Il fut un temps où la chakchouka était le dernier rempart. Quand tout augmentait, elle résistait. Quand le portefeuille criait famine, elle répondait présente. Aujourd’hui, elle hésite.
Dans les marchés tunisiens, la tomate a pris des airs de produit de luxe discret. Rouge, brillante, presque arrogante sur son étal. Le piment, lui, n’a jamais aussi bien porté son nom : il pique désormais aussi au moment de payer. Quant aux œufs, longtemps fidèles au poste, ils observent la scène avec une certaine dignité, mais finissent eux aussi par peser dans l’addition.

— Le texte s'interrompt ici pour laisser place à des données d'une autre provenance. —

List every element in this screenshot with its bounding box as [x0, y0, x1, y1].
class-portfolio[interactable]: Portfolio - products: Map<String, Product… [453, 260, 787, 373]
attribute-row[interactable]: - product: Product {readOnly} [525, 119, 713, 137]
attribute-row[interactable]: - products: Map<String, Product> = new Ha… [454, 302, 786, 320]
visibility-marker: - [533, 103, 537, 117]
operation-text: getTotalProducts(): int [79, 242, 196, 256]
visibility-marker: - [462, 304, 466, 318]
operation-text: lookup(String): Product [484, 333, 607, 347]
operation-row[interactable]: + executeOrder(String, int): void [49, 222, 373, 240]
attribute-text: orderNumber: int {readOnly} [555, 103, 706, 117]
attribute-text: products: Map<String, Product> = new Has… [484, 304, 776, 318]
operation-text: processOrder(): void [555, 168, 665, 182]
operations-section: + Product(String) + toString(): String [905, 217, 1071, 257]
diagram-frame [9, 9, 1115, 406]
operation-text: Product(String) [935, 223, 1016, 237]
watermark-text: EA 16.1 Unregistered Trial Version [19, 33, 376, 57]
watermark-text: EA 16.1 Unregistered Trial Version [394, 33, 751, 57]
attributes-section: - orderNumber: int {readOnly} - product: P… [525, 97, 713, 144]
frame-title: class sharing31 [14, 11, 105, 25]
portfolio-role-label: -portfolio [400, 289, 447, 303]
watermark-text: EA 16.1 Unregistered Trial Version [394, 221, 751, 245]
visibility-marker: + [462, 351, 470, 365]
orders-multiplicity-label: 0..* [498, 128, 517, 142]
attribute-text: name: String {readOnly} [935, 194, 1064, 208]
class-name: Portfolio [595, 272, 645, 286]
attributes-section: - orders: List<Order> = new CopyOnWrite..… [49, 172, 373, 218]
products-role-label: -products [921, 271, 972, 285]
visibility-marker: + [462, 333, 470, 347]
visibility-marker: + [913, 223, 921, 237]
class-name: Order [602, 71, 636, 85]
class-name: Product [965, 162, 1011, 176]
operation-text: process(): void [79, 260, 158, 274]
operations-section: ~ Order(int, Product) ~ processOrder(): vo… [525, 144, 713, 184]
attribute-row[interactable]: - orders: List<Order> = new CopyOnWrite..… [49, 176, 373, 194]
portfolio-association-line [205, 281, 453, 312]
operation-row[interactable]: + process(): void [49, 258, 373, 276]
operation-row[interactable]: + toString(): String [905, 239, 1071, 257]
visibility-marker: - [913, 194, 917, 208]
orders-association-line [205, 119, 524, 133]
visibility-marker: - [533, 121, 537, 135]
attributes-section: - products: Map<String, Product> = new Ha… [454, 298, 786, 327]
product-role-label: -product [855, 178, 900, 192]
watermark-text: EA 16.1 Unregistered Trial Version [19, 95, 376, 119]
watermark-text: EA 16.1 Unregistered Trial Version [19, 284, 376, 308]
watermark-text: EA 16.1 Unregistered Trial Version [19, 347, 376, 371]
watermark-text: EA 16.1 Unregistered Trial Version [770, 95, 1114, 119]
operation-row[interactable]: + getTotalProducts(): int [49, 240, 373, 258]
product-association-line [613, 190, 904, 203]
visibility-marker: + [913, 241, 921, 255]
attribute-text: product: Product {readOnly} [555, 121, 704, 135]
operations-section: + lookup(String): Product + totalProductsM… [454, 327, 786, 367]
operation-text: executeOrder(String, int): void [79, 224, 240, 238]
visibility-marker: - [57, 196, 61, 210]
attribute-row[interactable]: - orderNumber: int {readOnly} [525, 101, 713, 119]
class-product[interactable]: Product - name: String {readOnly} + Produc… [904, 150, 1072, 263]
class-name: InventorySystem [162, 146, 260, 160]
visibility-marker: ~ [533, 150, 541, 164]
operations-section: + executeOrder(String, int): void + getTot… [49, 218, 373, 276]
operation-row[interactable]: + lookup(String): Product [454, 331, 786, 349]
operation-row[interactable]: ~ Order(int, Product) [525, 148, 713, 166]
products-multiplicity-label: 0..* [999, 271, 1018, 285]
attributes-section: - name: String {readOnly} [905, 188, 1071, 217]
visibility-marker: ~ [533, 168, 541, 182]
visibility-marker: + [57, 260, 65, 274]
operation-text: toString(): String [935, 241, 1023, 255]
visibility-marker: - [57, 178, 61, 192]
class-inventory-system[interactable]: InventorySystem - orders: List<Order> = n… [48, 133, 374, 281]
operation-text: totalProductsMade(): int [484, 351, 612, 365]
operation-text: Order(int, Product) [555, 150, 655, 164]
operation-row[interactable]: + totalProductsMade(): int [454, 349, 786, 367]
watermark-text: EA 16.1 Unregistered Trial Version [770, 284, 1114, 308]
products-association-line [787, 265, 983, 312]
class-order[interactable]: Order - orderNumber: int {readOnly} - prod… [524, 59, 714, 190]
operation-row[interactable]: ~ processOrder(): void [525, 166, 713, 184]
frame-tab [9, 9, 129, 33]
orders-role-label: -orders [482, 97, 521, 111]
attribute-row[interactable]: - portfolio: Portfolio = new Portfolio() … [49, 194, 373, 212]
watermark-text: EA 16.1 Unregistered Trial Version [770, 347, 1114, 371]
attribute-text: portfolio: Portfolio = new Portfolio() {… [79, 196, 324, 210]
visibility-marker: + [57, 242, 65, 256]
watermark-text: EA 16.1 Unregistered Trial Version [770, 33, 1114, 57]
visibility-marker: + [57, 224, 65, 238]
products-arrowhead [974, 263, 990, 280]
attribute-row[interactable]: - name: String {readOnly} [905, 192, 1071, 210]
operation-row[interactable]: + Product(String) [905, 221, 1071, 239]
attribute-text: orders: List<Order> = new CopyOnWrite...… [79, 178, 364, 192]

Résultat : préparer une simple chakchouka devient un petit exercice de gestion budgétaire. On ne cuisine plus, on arbitre. Mettre un piment ou deux ? Ajouter un œuf ou préserver le reste de la boîte ? Et l’huile d’olive, faut-il vraiment être aussi généreux qu’avant, ou apprendre à verser avec parcimonie, presque avec émotion ?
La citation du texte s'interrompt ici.